Lucasfilm decided not to name the tracks with "spoilerific" titles (everyone remember Qui-gon's Funeral?), though let's face it, we do know what happens (no prizes for guessing the nature of Padmé's Destiny or The Twins are Born). So you have no excuse for not getting the soundtrack in advance.
One sort of negative thing ... since Williams is such a prolific writer, it's not surprising that some of his movie themes would crossover. Someone had made this complaint about the Harry Potter score previously, and I have to admit, I did hear aspects of Hogwart's in some of parts of this score ... I suppose there is such a thing as too much appreciation?

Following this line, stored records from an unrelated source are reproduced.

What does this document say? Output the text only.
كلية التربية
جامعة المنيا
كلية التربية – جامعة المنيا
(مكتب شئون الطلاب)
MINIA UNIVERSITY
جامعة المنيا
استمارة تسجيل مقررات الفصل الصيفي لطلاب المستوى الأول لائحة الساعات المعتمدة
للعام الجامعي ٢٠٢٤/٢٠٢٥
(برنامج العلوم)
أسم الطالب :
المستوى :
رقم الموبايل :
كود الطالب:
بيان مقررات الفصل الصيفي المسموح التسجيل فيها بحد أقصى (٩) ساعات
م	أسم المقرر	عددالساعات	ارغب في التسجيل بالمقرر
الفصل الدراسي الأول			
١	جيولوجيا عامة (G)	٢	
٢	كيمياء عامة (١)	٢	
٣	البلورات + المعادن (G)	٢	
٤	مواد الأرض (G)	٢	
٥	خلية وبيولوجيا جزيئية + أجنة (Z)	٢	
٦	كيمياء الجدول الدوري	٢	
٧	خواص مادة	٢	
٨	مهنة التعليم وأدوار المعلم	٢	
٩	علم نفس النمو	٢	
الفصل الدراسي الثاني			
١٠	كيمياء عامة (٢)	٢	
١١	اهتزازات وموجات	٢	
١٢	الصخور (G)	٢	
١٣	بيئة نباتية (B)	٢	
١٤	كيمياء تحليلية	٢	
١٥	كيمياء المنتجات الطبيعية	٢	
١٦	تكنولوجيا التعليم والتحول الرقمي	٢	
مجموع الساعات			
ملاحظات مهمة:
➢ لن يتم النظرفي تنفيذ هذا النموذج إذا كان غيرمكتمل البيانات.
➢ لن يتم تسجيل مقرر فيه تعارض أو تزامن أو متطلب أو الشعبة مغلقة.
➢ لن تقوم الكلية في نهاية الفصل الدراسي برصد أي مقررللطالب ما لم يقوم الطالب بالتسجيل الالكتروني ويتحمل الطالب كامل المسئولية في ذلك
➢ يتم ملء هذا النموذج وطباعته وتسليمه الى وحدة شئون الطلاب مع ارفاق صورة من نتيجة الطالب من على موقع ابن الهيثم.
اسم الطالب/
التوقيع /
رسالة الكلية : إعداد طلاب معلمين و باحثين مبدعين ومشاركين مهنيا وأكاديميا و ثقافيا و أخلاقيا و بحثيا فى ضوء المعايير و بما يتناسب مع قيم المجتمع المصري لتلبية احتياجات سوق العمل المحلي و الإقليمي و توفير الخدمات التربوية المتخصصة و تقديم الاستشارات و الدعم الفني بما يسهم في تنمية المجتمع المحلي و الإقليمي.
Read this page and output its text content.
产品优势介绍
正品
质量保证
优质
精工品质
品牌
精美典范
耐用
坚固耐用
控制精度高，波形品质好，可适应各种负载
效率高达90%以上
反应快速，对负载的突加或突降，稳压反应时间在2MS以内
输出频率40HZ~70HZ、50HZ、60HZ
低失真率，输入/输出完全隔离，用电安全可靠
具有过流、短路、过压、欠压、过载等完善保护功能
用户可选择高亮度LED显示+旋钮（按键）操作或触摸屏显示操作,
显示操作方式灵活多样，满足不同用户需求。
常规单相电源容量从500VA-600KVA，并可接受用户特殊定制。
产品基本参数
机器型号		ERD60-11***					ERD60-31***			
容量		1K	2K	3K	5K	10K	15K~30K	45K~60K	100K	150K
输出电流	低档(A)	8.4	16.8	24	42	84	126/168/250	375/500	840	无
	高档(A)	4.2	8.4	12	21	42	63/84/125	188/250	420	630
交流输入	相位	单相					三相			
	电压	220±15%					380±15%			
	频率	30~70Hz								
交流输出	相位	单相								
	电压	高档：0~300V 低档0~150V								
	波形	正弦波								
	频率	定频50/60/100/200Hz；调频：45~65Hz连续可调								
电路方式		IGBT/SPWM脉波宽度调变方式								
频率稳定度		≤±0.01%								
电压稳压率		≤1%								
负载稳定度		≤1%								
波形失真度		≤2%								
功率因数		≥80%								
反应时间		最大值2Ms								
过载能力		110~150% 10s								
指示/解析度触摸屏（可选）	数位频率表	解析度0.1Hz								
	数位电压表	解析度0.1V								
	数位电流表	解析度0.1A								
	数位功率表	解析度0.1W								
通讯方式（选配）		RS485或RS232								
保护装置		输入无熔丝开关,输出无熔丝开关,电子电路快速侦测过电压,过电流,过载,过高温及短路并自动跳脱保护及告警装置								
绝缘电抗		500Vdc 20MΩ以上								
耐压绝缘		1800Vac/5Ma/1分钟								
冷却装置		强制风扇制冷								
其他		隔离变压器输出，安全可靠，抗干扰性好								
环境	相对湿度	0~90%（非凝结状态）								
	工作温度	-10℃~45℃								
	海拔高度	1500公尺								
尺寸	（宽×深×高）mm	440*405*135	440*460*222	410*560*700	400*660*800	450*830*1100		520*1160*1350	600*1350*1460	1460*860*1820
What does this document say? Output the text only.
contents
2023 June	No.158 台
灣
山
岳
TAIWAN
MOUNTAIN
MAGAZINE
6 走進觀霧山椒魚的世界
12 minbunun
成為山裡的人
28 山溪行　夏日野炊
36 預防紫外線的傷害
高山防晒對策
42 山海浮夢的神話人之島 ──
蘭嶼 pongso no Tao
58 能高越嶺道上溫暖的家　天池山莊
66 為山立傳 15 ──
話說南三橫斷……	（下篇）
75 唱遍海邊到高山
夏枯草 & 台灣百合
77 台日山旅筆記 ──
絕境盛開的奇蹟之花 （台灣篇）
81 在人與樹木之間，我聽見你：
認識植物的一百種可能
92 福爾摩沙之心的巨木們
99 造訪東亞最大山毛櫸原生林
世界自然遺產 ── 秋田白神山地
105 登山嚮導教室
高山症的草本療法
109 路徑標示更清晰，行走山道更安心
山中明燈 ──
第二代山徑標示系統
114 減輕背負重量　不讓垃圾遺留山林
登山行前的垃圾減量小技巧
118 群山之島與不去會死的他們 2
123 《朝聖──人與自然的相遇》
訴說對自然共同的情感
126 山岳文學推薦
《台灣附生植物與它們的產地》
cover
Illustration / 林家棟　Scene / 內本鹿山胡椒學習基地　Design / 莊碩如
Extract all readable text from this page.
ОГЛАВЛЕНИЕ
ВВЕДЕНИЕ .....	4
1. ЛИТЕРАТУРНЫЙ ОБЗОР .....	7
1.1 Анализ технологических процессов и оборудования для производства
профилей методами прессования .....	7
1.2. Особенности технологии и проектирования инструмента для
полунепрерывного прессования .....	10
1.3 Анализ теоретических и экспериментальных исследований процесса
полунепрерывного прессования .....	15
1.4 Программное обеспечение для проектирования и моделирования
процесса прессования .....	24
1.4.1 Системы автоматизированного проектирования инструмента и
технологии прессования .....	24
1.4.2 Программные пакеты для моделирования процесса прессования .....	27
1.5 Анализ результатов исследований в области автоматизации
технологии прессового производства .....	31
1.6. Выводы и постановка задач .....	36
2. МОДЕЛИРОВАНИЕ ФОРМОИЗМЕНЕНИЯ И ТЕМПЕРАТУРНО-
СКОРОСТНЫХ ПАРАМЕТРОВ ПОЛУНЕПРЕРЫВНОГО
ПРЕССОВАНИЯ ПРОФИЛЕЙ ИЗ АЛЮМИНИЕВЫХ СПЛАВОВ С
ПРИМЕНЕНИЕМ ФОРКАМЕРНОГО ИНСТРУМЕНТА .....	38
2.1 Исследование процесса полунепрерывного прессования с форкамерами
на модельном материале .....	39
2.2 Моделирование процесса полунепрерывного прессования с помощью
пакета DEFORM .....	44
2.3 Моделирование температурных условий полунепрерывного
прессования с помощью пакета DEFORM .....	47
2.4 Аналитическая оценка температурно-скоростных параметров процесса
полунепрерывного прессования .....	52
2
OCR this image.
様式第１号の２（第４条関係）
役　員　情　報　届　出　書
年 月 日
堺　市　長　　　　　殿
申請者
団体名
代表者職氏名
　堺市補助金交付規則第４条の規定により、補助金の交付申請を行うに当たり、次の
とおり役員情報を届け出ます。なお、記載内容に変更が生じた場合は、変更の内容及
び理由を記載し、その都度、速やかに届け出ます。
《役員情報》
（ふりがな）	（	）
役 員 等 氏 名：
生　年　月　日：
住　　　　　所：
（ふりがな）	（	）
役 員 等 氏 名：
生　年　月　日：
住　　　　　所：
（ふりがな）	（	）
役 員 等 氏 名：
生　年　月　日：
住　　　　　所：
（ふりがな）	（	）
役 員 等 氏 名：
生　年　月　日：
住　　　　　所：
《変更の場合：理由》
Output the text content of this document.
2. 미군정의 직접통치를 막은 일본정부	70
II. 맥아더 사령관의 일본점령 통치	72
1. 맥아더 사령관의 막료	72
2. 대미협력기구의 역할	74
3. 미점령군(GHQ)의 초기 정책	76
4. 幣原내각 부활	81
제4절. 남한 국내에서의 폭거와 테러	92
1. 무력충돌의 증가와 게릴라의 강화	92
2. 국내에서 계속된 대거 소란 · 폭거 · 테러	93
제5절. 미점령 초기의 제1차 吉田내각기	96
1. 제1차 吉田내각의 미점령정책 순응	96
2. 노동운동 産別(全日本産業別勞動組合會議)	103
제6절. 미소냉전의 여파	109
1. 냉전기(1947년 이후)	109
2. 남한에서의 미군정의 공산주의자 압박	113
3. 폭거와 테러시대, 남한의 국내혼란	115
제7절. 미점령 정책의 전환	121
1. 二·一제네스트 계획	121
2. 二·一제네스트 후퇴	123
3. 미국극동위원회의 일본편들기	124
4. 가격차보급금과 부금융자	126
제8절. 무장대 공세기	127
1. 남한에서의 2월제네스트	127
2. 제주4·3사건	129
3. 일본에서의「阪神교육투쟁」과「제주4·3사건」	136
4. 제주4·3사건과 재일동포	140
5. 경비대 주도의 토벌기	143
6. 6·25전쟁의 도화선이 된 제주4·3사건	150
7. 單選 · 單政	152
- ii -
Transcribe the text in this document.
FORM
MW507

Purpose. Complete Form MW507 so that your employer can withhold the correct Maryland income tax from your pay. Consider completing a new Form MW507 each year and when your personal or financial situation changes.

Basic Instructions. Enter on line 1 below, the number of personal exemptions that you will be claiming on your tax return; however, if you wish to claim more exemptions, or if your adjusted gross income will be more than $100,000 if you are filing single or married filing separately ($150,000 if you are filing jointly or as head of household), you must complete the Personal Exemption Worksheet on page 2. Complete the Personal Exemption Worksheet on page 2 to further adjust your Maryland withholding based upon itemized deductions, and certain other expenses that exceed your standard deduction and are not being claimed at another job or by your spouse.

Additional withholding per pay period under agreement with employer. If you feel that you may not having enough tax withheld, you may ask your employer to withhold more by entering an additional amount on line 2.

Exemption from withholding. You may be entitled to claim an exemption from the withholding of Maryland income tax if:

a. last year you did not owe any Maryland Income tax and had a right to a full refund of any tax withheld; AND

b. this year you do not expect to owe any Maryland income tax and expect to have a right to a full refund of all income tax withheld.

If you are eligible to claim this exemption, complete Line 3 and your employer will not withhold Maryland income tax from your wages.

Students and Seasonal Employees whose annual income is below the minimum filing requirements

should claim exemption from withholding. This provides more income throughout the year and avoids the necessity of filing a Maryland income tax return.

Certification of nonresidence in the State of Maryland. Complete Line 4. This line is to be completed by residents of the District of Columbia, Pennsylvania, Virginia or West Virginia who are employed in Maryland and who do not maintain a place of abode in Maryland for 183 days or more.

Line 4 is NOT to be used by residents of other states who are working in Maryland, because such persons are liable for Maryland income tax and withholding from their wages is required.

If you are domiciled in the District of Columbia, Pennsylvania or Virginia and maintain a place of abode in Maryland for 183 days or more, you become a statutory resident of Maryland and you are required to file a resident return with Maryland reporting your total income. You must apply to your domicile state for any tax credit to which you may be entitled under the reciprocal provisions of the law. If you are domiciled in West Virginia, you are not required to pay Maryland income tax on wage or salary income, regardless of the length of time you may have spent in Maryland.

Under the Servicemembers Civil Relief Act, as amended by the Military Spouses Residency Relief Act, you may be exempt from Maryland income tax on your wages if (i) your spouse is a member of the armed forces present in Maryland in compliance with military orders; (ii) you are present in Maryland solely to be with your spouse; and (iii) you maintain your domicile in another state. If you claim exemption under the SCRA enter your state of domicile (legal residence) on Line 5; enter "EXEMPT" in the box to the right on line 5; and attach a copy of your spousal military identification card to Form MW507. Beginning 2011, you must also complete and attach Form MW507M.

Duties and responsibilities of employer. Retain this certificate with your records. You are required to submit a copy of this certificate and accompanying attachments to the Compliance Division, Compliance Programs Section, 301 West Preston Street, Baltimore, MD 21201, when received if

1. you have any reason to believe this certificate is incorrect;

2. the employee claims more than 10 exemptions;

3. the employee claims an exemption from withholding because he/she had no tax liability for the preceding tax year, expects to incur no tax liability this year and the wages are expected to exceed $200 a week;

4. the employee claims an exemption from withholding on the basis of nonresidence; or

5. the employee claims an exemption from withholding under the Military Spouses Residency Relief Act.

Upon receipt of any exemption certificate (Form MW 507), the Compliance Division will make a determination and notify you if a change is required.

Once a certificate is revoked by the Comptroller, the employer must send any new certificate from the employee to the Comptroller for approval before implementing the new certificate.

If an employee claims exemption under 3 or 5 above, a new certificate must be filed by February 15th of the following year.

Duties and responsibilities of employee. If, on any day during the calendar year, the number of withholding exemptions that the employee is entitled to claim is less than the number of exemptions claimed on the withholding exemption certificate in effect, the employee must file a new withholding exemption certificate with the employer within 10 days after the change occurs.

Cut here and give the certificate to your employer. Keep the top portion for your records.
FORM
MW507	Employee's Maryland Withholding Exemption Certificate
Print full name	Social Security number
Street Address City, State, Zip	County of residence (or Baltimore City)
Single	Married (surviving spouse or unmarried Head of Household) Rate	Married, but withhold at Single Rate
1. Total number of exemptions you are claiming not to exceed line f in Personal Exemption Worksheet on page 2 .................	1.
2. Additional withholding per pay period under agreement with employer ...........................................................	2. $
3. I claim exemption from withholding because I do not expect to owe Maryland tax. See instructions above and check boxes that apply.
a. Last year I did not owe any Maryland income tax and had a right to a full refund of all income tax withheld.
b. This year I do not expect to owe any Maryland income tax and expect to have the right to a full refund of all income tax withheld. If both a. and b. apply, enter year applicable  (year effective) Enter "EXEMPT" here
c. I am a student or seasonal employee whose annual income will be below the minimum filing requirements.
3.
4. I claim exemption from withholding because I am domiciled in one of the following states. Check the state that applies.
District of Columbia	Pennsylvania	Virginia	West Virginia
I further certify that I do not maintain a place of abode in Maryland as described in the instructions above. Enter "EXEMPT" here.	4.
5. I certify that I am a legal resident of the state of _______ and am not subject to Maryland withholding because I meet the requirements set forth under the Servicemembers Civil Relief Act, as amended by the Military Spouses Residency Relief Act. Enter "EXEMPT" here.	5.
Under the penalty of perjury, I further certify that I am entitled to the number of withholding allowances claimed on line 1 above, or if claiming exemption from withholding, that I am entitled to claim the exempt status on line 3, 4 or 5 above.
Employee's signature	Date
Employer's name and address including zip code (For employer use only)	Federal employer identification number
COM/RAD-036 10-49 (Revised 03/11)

Another reason for getting the soundtrack right now in addition to the music CD, there is ALSO a 70-minute DVD of music videos, featuring the major musical themes of the Star Wars universe, set to scenes and images from the six movies. The love songs and battles sometimes contain soundclips as well as video, and archival drawings for costumes, ships, and sometimes alternative images from comics illustrators. Taken this way, you can see the relationships: father, mother, son, daughter ... and grandma! All the Jedi who taught each other, and who ended up in opposition. It's wonderful and poignant and stirring, and just plain fun. What a great way to review the movies through the music's point of view!
The DVD is provided at no additional charge, a very pleasant surprise. Each music/video segment is introduced by Ian McDiarmid (who sports a rather cheesy looking moustache for some reason?), as he gives the story background to each piece. He's sitting on the soundstage at the Abby Road Studios a few hours before the members of the LSO show up to record Ep3. And because he is who he is, he sounds like Chancellor Palpatine telling you the history of his galaxy ... he is obviously reading line cards or a teleprompter and seems kind of stilted. But that's kind of appropriate for a Star Wars feature, don't you think?
If you prefer, you can turn off the clunky intros, and you can also turn on 5.1 Dolby SurroundSound, and if you have one of those set-ups in your home, use it! The richness and "vibrations" of the beautiful noises coming out of the speakers will stir you ... almost like the first time you saw the Star Destroyer chasing that blockade runner ...
In some ways, it would have been nice to see a Fantasia sort of effort for the pieces, but given the visual richness of George Lucas's vision, plus the need to pay more for such an effort, this is better than we could have expected for the final album. A great bonus, and much more decent way of getting people to buy the CD than putting locks on everything, for sure.